Video Explaining Why Woodpeckers Are Not Attached to Trees | Science

Written by Elizabeth Pennisi

Drive a nail into a tree, and you will stumble. So why isn’t the same thing happening to sharp woodpecker beaks? Scientists say they finally have the answer.

In a new study, researchers captured high-speed videos of two black woodpeckers (Dryocubus MartiusClicking away hardwood trunks in zoos and analyzing them frame by frame to see how the head and beak move with each click.
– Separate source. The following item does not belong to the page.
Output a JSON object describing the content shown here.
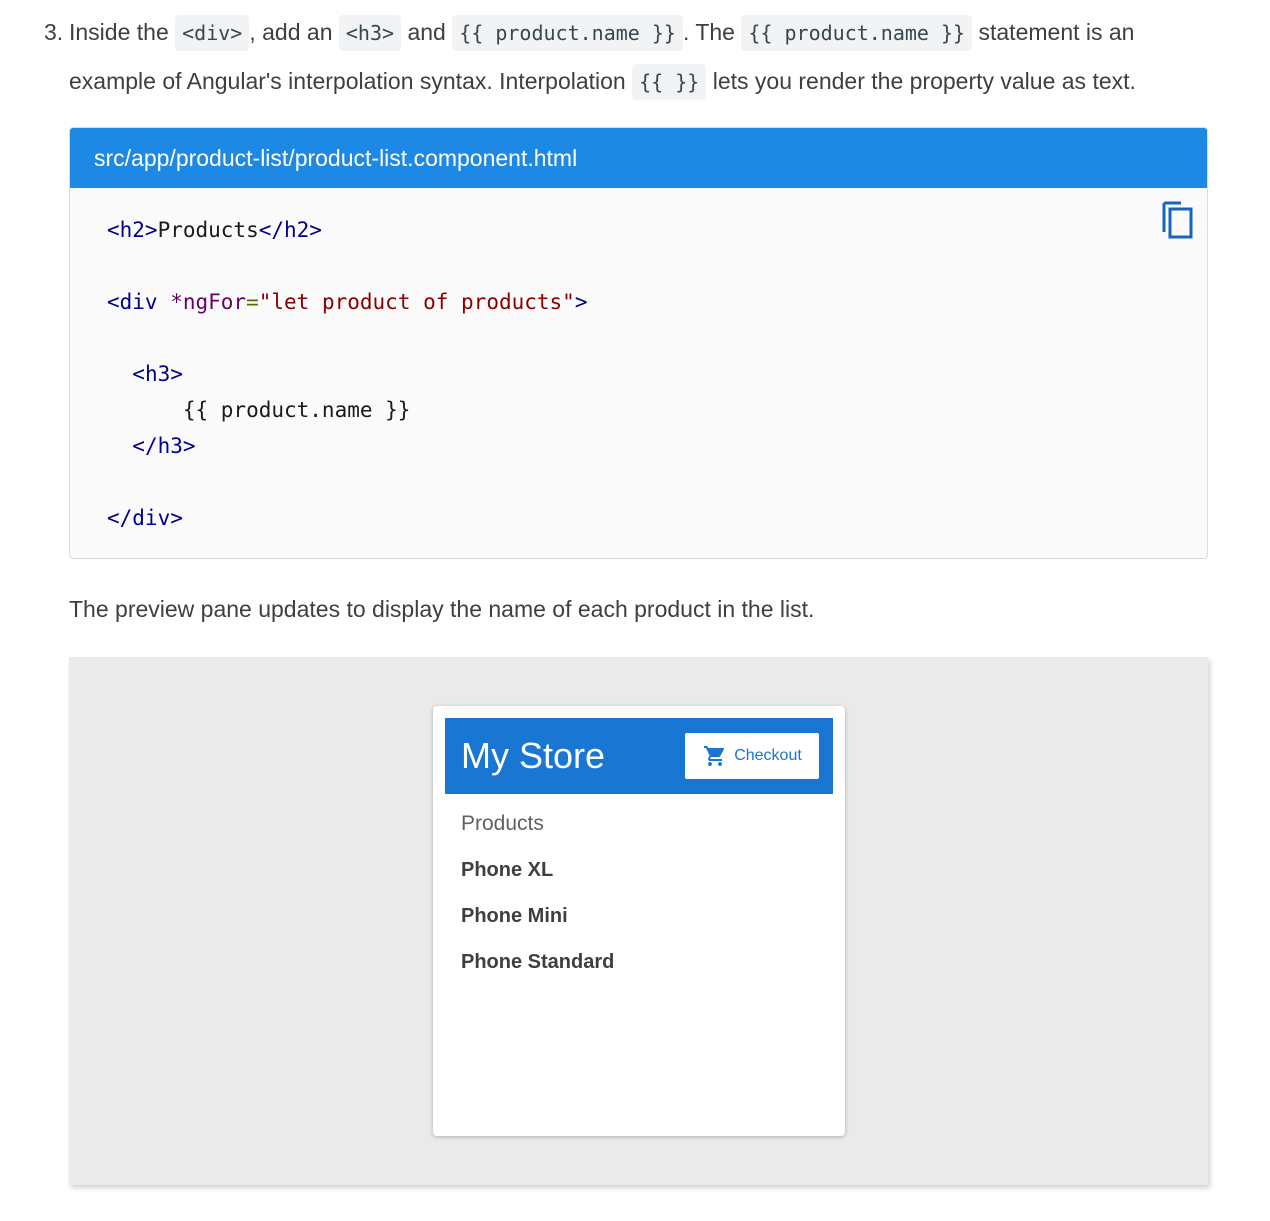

The bird’s secret: The ability to independently move their upper and lower beaks, The team reported this week at the virtual annual meeting of the Society for Integrative and Comparative Biology.

Once the tip of the woodpecker’s beak hits the wood, the bird’s head turns slightly to the side, raising the top of the beak and twisting it slightly in the other direction, as videos reveal. This pull opens the beak slightly and creates a clear space between the tip of the beak and the wood at the bottom of the perforated hole, so that the bird can then withdraw its beak with ease.

Until now, scientists believe that woodpecker bills will need to be rigidly attached to the skull to successfully pry into wood to find insect prey. But in reality, the flexibility of the bill at these joints ensures that the “rat-a-tat-tat” bird’s signature does not stop at the “rat.”